UN warns Kenya aid need may grow

BBC
Saturday, January 12, 2008

Up to 500,000 people in Kenya will need humanitarian assistance in the weeks ahead if the country's political crisis intensifies, the UN has warned.

The UN Office for the Co-ordination of Humanitarian Affairs said 255,000 had been forced from their homes and that malnutrition was now a growing risk.

Earlier, the main opposition party said it would resume its nationwide campaign of mass demonstrations next week.

Kenyan police said they would not allow the three days of protests to go ahead.
Some 600 people have been killed in the ethnic and political unrest sparked by the announcement of Mwai Kibaki's re-election as president on 27 December.

The defeated presidential candidate of the Orange Democratic Movement (ODM), Raila Odinga, has accused Mr Kibaki of rigging the poll and that his government has no interest in dialogue or mediation.

Political negotiation is not an event, it is a process that can take a very long time, or a short time - all depends on the cooperation of the leaders
Kofi Annan
Former UN Secretary General

The former UN Secretary General, Kofi Annan, who is leading a panel of African mediators attempting to resolve the crisis, has meanwhile appealed to all sides for restraint.
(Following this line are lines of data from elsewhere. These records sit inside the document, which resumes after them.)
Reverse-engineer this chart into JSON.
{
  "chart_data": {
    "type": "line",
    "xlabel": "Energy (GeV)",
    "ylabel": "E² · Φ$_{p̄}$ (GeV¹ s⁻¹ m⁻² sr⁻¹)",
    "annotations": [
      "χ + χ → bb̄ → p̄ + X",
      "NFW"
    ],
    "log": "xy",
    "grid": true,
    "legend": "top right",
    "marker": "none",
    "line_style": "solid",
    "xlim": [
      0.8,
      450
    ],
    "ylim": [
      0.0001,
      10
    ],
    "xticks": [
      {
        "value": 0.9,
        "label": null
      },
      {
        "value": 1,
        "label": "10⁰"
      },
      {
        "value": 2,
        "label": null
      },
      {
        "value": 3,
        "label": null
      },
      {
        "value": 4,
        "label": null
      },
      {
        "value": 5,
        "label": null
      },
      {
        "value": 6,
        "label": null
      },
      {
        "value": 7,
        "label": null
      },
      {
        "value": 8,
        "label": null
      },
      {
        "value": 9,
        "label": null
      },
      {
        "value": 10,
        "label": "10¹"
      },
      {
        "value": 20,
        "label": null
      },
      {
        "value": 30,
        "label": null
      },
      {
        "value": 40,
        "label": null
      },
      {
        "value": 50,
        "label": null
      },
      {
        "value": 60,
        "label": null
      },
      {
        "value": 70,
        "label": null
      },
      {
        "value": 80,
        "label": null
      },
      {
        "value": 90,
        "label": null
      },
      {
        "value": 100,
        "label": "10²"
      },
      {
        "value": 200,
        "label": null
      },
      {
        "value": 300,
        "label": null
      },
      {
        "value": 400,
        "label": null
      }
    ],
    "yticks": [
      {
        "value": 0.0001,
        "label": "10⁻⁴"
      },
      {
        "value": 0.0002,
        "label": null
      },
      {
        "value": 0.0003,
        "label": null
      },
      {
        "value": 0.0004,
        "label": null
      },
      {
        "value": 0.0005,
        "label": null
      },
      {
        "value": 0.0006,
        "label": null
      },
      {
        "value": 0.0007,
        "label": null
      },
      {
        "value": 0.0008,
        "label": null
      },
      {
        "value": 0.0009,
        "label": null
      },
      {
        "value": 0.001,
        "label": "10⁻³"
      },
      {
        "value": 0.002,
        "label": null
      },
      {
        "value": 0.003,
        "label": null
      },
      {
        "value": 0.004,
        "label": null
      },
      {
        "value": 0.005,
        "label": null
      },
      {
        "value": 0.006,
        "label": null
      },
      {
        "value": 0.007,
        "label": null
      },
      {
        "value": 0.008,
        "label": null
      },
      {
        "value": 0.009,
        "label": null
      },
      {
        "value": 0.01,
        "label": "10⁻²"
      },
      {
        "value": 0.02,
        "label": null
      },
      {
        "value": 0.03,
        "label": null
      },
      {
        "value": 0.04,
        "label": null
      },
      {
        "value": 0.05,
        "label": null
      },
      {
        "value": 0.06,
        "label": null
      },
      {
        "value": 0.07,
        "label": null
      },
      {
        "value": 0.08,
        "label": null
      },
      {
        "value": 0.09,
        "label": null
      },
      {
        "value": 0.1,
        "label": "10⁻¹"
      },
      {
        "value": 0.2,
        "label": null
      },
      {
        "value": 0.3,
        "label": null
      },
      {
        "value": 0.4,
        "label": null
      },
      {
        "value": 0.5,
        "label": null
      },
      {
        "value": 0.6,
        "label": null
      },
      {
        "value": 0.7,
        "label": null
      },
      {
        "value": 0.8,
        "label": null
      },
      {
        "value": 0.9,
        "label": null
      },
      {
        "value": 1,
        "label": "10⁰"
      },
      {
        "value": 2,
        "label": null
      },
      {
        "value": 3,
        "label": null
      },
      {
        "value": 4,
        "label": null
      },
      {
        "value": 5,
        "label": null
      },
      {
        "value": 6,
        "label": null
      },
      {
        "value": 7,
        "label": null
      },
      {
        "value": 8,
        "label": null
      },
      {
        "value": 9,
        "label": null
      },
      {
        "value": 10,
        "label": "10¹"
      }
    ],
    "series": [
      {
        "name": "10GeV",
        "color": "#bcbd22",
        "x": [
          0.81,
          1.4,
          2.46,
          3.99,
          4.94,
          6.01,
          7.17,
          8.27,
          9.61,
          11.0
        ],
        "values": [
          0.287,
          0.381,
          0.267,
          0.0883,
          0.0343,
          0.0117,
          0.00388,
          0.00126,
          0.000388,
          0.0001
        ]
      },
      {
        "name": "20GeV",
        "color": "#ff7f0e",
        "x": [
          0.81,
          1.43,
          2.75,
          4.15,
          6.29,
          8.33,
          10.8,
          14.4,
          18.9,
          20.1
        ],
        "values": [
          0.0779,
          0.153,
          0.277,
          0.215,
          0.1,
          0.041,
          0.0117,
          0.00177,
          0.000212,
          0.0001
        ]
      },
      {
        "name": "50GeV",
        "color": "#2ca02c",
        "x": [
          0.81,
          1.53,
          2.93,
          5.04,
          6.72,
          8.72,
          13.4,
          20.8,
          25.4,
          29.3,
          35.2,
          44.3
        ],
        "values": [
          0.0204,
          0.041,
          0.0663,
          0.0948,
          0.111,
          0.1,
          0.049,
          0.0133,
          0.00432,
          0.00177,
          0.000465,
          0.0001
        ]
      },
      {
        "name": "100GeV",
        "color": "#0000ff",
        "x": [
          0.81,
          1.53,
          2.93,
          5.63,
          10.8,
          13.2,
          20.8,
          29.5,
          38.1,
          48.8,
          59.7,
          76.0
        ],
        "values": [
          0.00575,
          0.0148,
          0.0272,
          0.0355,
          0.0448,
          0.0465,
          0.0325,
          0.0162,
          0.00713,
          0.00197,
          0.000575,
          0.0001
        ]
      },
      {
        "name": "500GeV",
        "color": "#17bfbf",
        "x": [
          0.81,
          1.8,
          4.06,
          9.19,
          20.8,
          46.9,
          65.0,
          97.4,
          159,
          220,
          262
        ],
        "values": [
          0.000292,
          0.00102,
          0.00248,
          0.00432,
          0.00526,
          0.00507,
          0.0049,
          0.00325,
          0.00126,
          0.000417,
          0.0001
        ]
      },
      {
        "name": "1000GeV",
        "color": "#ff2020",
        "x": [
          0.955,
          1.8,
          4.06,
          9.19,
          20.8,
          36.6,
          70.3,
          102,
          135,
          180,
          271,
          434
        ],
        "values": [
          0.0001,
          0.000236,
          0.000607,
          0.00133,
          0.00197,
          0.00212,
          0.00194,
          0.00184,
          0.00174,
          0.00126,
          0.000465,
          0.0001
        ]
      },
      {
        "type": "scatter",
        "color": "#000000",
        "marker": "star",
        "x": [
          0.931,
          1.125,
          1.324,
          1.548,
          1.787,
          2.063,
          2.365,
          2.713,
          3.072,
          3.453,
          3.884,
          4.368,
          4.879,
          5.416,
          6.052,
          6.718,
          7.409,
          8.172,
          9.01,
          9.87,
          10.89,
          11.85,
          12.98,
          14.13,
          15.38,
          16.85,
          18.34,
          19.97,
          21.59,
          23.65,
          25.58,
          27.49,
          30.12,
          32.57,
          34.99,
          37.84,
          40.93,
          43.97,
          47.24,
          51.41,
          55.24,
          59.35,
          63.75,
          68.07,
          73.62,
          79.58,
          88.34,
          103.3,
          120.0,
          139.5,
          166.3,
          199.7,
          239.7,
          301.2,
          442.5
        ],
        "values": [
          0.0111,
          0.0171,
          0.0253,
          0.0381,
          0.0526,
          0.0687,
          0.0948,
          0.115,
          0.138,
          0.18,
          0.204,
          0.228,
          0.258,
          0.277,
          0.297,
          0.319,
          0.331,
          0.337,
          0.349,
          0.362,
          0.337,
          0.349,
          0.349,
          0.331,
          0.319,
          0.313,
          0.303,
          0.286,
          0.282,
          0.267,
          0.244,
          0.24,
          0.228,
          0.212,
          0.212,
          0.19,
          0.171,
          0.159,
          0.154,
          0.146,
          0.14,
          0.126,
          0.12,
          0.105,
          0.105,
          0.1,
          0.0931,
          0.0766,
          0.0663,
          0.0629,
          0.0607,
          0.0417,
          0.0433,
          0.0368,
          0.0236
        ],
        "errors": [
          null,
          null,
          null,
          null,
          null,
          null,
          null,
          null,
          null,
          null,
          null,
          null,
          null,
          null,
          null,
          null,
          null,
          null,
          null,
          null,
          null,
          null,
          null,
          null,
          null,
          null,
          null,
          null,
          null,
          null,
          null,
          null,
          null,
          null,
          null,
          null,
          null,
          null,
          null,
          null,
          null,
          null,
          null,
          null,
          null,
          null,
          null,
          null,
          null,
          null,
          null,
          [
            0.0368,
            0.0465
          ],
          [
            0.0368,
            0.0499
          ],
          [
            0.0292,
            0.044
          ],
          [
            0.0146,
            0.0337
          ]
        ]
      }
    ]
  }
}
Mr Annan called on "all Kenyan leaders, government as well as the opposition in the country to avoid any measures or steps that would further compromise, the search for an amicable solution to the country's crisis" in a statement issued on Friday.

Talks conducted by the chairman of the African Union, Ghanaian President John Kufuor, broke down on Thursday.

Malnutrition fears

At a news conference in Geneva, a spokeswoman for the UN Office for the Co-ordination of Humanitarian Affairs said that 255,000 people had been forced from their homes by recent political upheaval in Kenya.

It's anticipated that malnutrition will rapidly worsen if insecurity and lack of access to food and assistance persists
Elisabeth Byrs
UN OCHA spokeswoman

"OCHA estimates that nearly half a million people will need assistance in the coming weeks and months," Elisabeth Byrs said.

"It's anticipated that malnutrition will rapidly worsen if insecurity and lack of access to food and assistance persists," along with the destruction of farms and family livelihoods, she added.

The UN children's agency, Unicef, also said it was concerned about malnutrition, which already affected one in three children under the age of five before the crisis.

With hundreds of thousands of displaced people with no jobs or income, the situation for many children could become critical, it warned.

Food prices are also rising in the poorer suburbs of Nairobi, where many people have lost their jobs in the wake of the recent violence and goods are scarce.

The UN World Food Programme (WFP) has begun distributing food to 33,000 people around Nairobi, but it remains concerned that the situation will remain extremely volatile as long as the political crisis continues.

The OCHA said $7m had been granted by the UN's Central Emergency Response Fund (CERF) to help agencies fund their operations in Kenya and an emergency appeal for more would be launched next week in New York.

Meanwhile in Geneva, Unicef published accounts gathered by its staff in Kenya from children and young people who witnessed the violence.

Many described how the children were forced to watch their parents being attacked or killed, their homes burning, and their friends from different ethnic groups becoming enemies.